For the Space Transportation System (STS), however, the unexpected is not only expected - it is anticipated by a meticulously preprogramed network of flight-simulation computers.

Two STS mission specialists, ''flying'' a shuttle mockup as this reporter watched recently, had the tricky task of controlling the shuttle after complete engine failure.

As far as this particular shuttle's computers knew, the emergency was absolutely real. The only difference was that the data about such things as engine failure, altitude, and velocity came from other computers rather than from actual in-flight conditions.

NASA officials here at the Johnson Space Center in Houston say simulated mission activities on the ground and in flight are essential parts of a continual process of scientific experimentation.

So far, the experiments have ranged from testing microscopic changes in plant tissue in space to testing the shuttle's ability to withstand extreme temperature and the shuttle crew's ability to correct equipment malfunctions. For the first time, STS-4 is also testing a package of military sensors being developed to track missiles.

As part of the ''Shuttle Student Involvement Project'' which sends high-school experiments into space, the STS-4 crew has been filling out forms to evaluate ''the effects of diet, exercise, and zero gravity on lipoprotein profiles'' for Amy Kusske of Wilson High School in Long Beach, Calif.

Along with two high-school-generated experiments, Columbia carries the STS program's first commercial payload,the privately funded ''Getaway Special.'' Shuttle contractor Gilbert Moore paid the $10,000 shuttle-fare for this five-cubic-foot, 200-pound canister packed with nine experiments designed by Utah State University students. These test various metals and chemicals as well as plant and animal growth.

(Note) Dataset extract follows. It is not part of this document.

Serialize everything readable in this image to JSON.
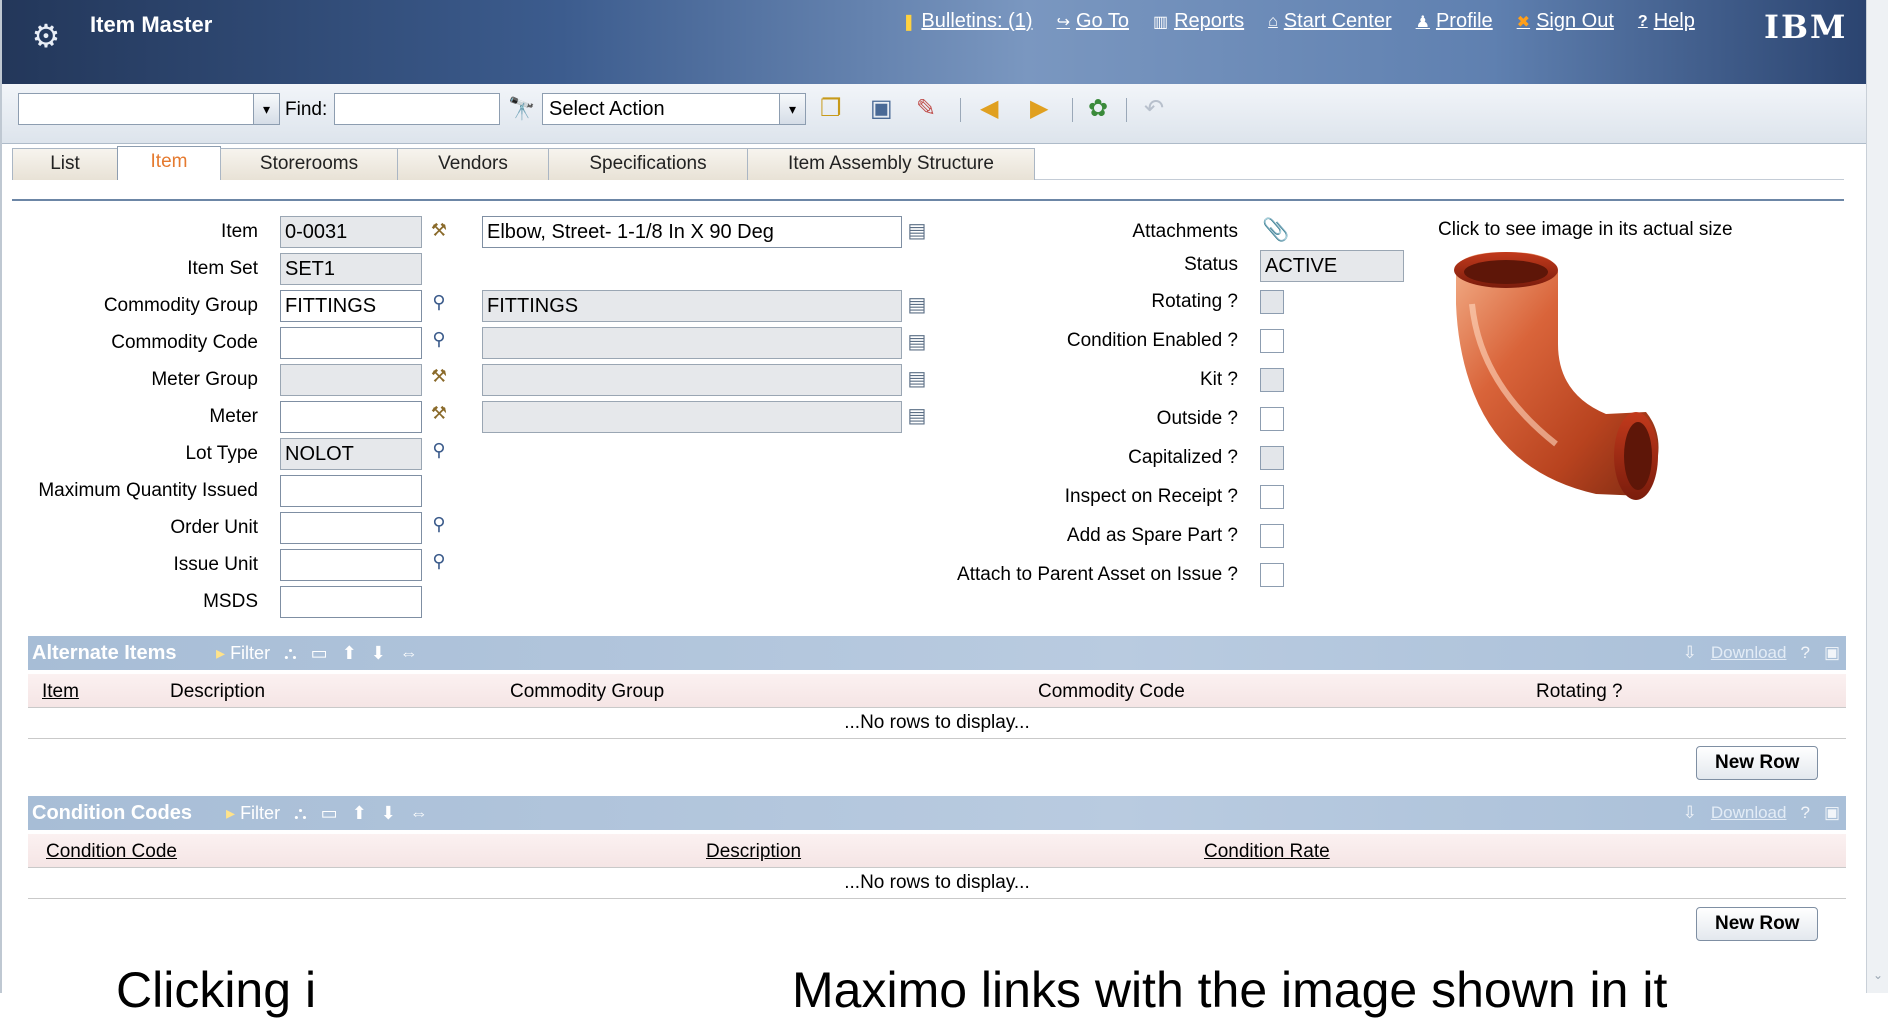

One early problem for the STS-4 crew was that the Utah University canister failed to start. (The astronauts were attempting to repair the canister as of this writing.) But such glitches in this fourth space mission are minor compared with the computer and power-unit problems that delayed all three previous shuttle liftoffs and cut the second flight from 157 to 54 hours.

Another advantage of the shuttle system over one-shot space vehicles is to make it possible to repeat experiments relatively easily after failures occur. If a ''getaway special'' or other package doesn't perform properly on one mission, it can be sent aloft again on a subsequent shuttle flight. Once STS flights become routine, high-school students will no longer be likely to graduate before their experiments go into orbit.

The shuttle's ability to allow scientists to try-and-try-again has already paid off for NASA's ''Nightime/Daytime Optical Survey of Lightning.'' Conceived by State University of New York Prof. Bernard Vonnegut to increase understanding of severe storms, this experiment first flew on STS-2 but revealed little due to that mission's shortened flight time. NASA expects a more successful experiment on STS-4.

Also being tested is STS-4's suitability as a space-mounted scientific laboratory. A liner was installed in the payload bay to prevent contamination of scientific experiments.

In addition, the shuttle crew is using the Canadian-built manipulator arm to sweep the shuttle surface with an 800-pound sensor package designed to measure possible contamination.